A poster from near the University area of Orihuela from yesterday.
I took a small cooked English breakfast in the Washington bar, 4E and 1E for a second coffee. Various people come in, many because they can have a fag in the covered terrace. Many English, knowing each other. Mainly older, 60+ but not exclusively. The people serving are all English and younger. A couple of North African men come in. Some Spanish, elder women, elder men. About 15 or so English over the time I am there.
Outside after the breakfast I look at flowers on the stall. I hear this conversation between two English women in their early 70s:
A: and there were these Muslims shouting that the English soldiers had raped their women
B: it is disgusting
A: and when some white men intervened it was them what got arrested
A: I don’t know, makes me think what sort of bloody country is it becoming, it’ll be a Muslim country in a bit, give it twenty years, I don’t know
I have difficult conversations with my father where I am trying to explain that I fear the easy target that is made by the foreigner, that the foreigner is not the right direction for the struggle, that this leads to blood. I don’t think that he is like this, that he is a bad man in that way, I don’t imagine him to offer support to racism. What he does is understand why the English are racist, he knows that they are not bad but exploited themselves in some way, in many ways and he understands that they perceive immigration as yet another threat to them, one they were never asked about. It is all very ugly and I struggle to find the right words and I fail.

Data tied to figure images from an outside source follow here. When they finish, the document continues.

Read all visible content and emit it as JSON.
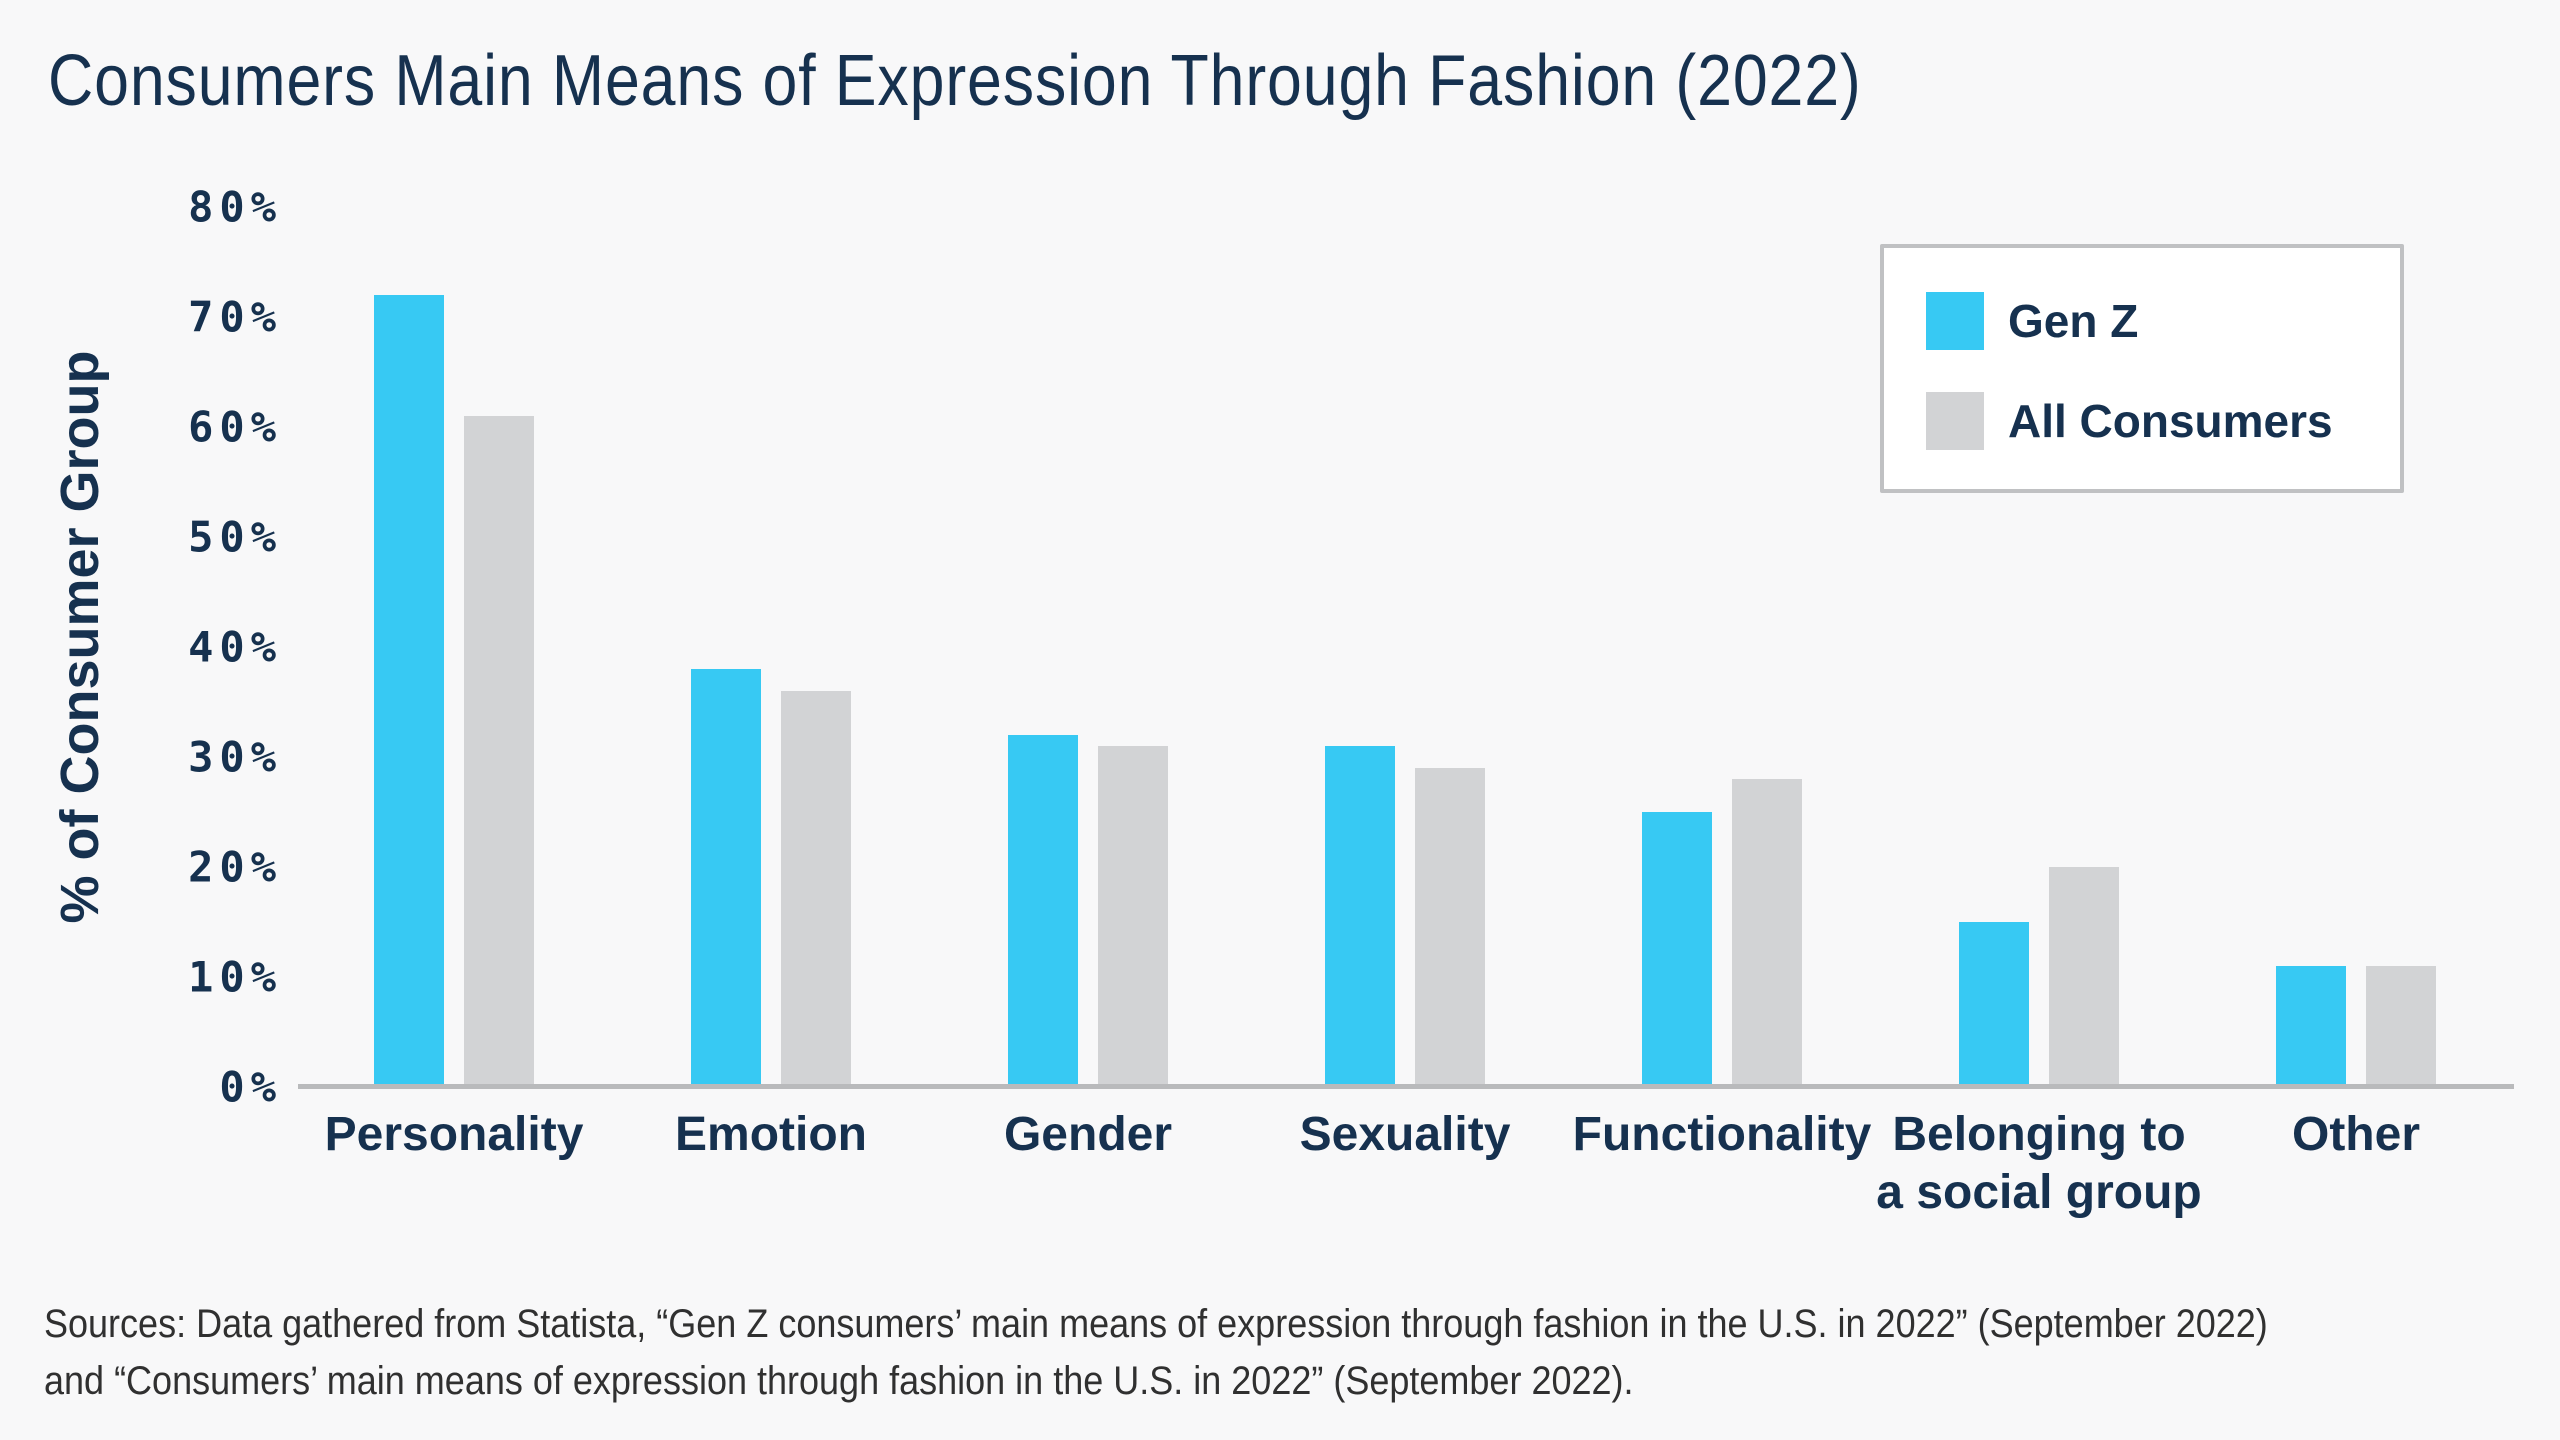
{
  "header": {
    "title": "Consumers Main Means of Expression Through Fashion (2022)"
  },
  "chart_data": {
    "type": "bar",
    "title": "Consumers Main Means of Expression Through Fashion (2022)",
    "categories": [
      "Personality",
      "Emotion",
      "Gender",
      "Sexuality",
      "Functionality",
      "Belonging to\na social group",
      "Other"
    ],
    "series": [
      {
        "name": "Gen Z",
        "color": "#37c9f3",
        "values": [
          72,
          38,
          32,
          31,
          25,
          15,
          11
        ]
      },
      {
        "name": "All Consumers",
        "color": "#d2d3d5",
        "values": [
          61,
          36,
          31,
          29,
          28,
          20,
          11
        ]
      }
    ],
    "xlabel": "",
    "ylabel": "% of Consumer Group",
    "ylim": [
      0,
      80
    ],
    "ytick_step": 10,
    "tick_labels": [
      "0%",
      "10%",
      "20%",
      "30%",
      "40%",
      "50%",
      "60%",
      "70%",
      "80%"
    ],
    "grid": false,
    "legend_position": "top-right"
  },
  "footer": {
    "sources_line1": "Sources: Data gathered from Statista, “Gen Z consumers’ main means of expression through fashion in the U.S. in 2022” (September 2022)",
    "sources_line2": "and “Consumers’ main means of expression through fashion in the U.S. in 2022” (September 2022)."
  },
  "colors": {
    "background": "#f8f8f9",
    "accent_cyan": "#37c9f3",
    "bar_gray": "#d2d3d5",
    "text_navy": "#16314f",
    "axis_line": "#b9babc",
    "legend_border": "#c0c1c3",
    "source_text": "#303030"
  }
}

I say at one point – the English people were never asked about anything really but it is a matter of identifying the right way to approach the problem, a matter of having some form of Marxist analysis of the situation and our shared relations to the way production is ordered – or words to that effect.
I am tense about this. Later on we are watching the TV. Heartbeat, a mid-1960s light character comedy set in the Yorkshire Dales is a favourite of my father and partner. It is enjoyable; I quite see its attraction, the lightness, the mild victories made by the good over the never too evil bad. The already nostalgic view on England that it shows is perhaps oddly not nostalgic sitting here watching it on a sofa nearly 50 years after is was made. I don’t sense nostalgia anyway; I must ask my father if he does. I’d say that it is almost as if it is still going on, alive not just on screen but in life, current in a way.

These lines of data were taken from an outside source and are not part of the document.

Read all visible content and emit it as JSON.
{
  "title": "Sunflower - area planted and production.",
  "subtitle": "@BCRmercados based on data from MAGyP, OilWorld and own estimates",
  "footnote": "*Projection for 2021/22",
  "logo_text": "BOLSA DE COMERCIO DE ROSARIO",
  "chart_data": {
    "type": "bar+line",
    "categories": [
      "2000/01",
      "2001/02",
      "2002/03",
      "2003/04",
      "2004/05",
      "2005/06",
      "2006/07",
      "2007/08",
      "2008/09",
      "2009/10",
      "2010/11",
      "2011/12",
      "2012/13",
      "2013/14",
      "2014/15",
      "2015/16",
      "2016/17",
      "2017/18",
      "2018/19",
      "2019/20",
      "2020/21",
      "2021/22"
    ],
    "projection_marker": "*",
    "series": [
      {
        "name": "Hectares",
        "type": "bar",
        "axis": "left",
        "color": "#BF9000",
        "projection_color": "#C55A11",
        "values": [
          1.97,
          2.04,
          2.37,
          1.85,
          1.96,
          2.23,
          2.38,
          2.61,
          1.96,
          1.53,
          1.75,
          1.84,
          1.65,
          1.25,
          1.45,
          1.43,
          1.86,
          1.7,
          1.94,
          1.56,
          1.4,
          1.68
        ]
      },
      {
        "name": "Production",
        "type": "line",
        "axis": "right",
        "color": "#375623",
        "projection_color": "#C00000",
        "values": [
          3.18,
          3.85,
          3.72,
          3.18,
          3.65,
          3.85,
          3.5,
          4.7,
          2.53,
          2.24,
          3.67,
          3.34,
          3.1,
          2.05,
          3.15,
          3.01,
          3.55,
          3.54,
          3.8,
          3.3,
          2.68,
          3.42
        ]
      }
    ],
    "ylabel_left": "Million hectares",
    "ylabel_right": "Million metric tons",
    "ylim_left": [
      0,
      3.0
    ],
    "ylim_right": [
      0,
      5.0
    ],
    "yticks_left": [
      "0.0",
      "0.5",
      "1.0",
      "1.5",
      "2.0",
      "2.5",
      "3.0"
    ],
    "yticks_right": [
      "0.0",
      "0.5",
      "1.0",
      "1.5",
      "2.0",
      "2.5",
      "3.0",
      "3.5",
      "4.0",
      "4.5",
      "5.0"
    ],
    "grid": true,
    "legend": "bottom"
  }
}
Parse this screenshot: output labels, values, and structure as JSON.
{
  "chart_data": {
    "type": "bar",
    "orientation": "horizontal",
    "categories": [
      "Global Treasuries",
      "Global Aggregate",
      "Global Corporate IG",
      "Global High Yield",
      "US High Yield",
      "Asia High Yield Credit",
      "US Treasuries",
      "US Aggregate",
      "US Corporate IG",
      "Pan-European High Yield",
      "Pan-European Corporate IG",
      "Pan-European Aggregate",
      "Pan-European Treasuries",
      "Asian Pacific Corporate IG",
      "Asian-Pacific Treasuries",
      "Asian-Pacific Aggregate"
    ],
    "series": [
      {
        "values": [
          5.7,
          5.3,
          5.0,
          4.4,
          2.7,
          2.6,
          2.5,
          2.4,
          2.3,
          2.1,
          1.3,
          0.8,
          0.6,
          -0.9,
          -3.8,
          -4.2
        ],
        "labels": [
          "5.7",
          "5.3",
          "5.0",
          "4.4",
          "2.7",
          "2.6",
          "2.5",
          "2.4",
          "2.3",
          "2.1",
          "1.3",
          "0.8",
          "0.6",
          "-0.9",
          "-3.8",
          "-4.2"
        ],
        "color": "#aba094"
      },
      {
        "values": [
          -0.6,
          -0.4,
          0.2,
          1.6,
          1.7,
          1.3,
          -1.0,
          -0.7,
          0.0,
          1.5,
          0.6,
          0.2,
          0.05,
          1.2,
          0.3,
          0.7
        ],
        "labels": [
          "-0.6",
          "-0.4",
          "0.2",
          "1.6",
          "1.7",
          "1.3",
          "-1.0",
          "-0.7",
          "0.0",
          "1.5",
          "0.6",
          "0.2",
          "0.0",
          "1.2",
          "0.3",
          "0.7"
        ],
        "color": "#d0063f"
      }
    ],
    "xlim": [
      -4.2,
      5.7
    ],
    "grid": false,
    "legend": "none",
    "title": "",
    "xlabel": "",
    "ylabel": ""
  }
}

Later or perhaps before an episode of George and Mildred is watched. This was the 1970s and I recall it reasonably well. What fascinates me is not the program but the adverts. At one point I double take and check with my father that the adverts are not repeats from the 70s as well. No, they are not but the adverts, particularly the ones that immediately follow the program break, appear to be deliberately echoing the 70s in their style and content.
We see that there is an episode of Benidorm showing on the TV. My father says it is rubbish but that it appears that it is popular. We start to watch it and I don’t find it particularly funny or gripping but I could imagine that if I gave it a bit of time I could work out why it was liked, what was going on. I mention that it seems ok to my father who had thought that I would just find it rubbish. I explain that there is something about it that seems modern and that I didn’t really quite see why Heartbeat or George and Mildred was any different and that maybe he couldn’t quite see certain modern references in Benidorm that made it more difficult to watch.

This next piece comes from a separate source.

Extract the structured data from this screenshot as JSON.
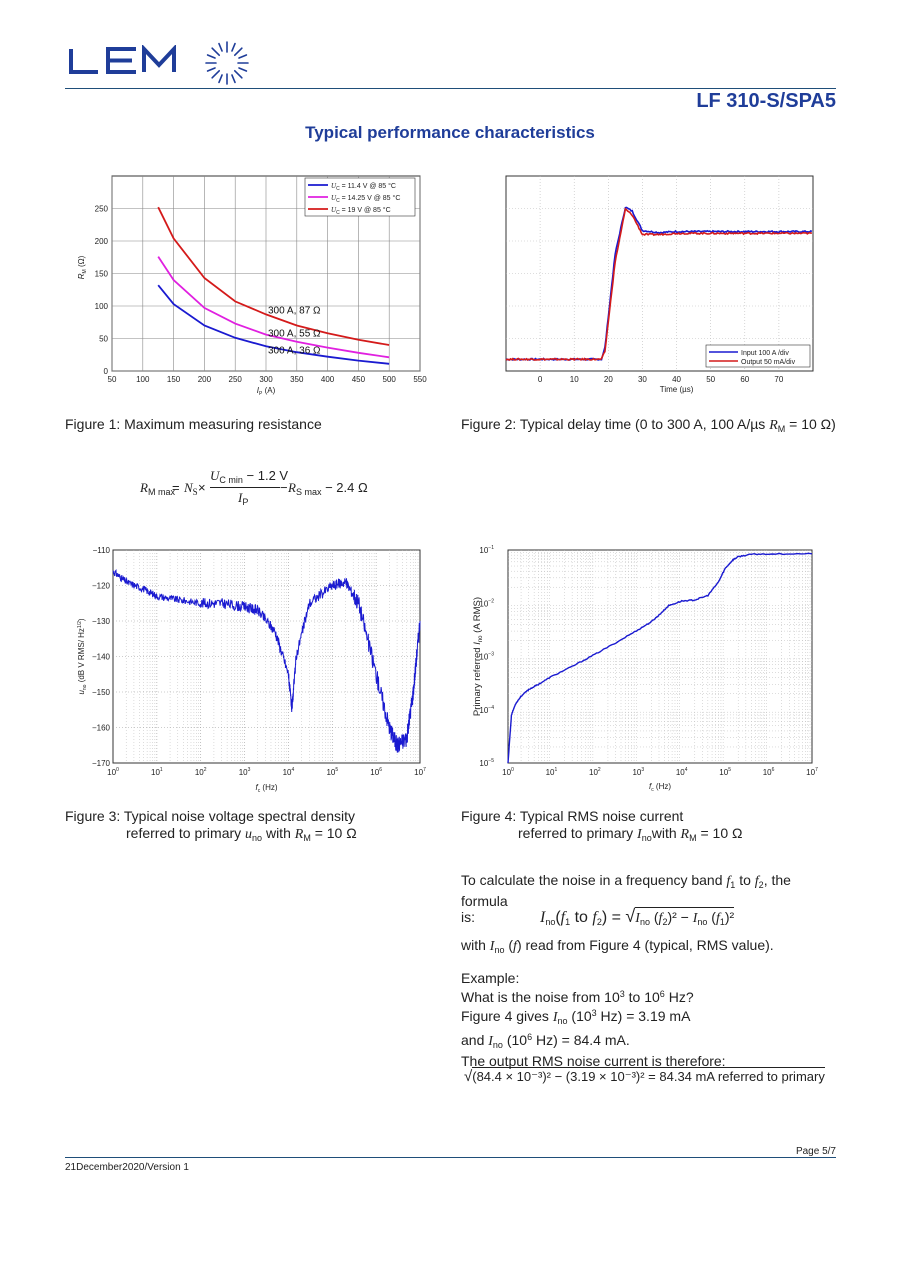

Later on before going to bed I get youtube up and show my father a few songs from Flight of the Chonchords, introduced to me by my daughter and boyfriend. We watched various things including Albi the Racist Dragon. Watching I realised that it was difficult for him to catch the humour, the way that irony worked, I recognised this because I had found it threatening when I first saw it too, as I have found many things I can not quite grasp at first threatening. We discussed it and I suggested that he maybe was not able to understand certain things. He was offended although he claimed he wasn’t. Fair enough, maybe I was rude to say it but I had to try and explain myself or I would just be going, yes, hmm, yep. All I meant was that it is useful to recall that there are new ways that people relate to humour and all forms of culture that are difficult to access without the sets of tools that are automatically owned by the young. I am not young and I already struggle to catch these fleeting sets of meanings and I thank my children (and friends) for access to them as I become at times increasingly abstracted. My point was that whether or not something is actually found funny it is dangerous, in the sense of ignorant (a point of fact not a value judgement), to think that one can identify value in things without the ability to access the sets of meanings that allow something to be, for example, funny.
I explain myself badly and I’m not even sure why I am persisting now in this. I’ve told myself it is for a future, a desire I have to move on from these thoughts. I’ll probably end by demonstrating that I can’t. So be it. I’ll be quiet then. Not now. Then.
It is part of how I understand this migration of course, something that people migrating won’t agree with I assume. That they are avoiding the conflicts brought about by the new, the presence of the other. The habitus of the British includes the tool of running away, upping sticks, changing community because they have already the wreck of communities in their bones and they only need those skeletal memories to resuscitate. That is nasty isn’t it? And poetic in a cheap way.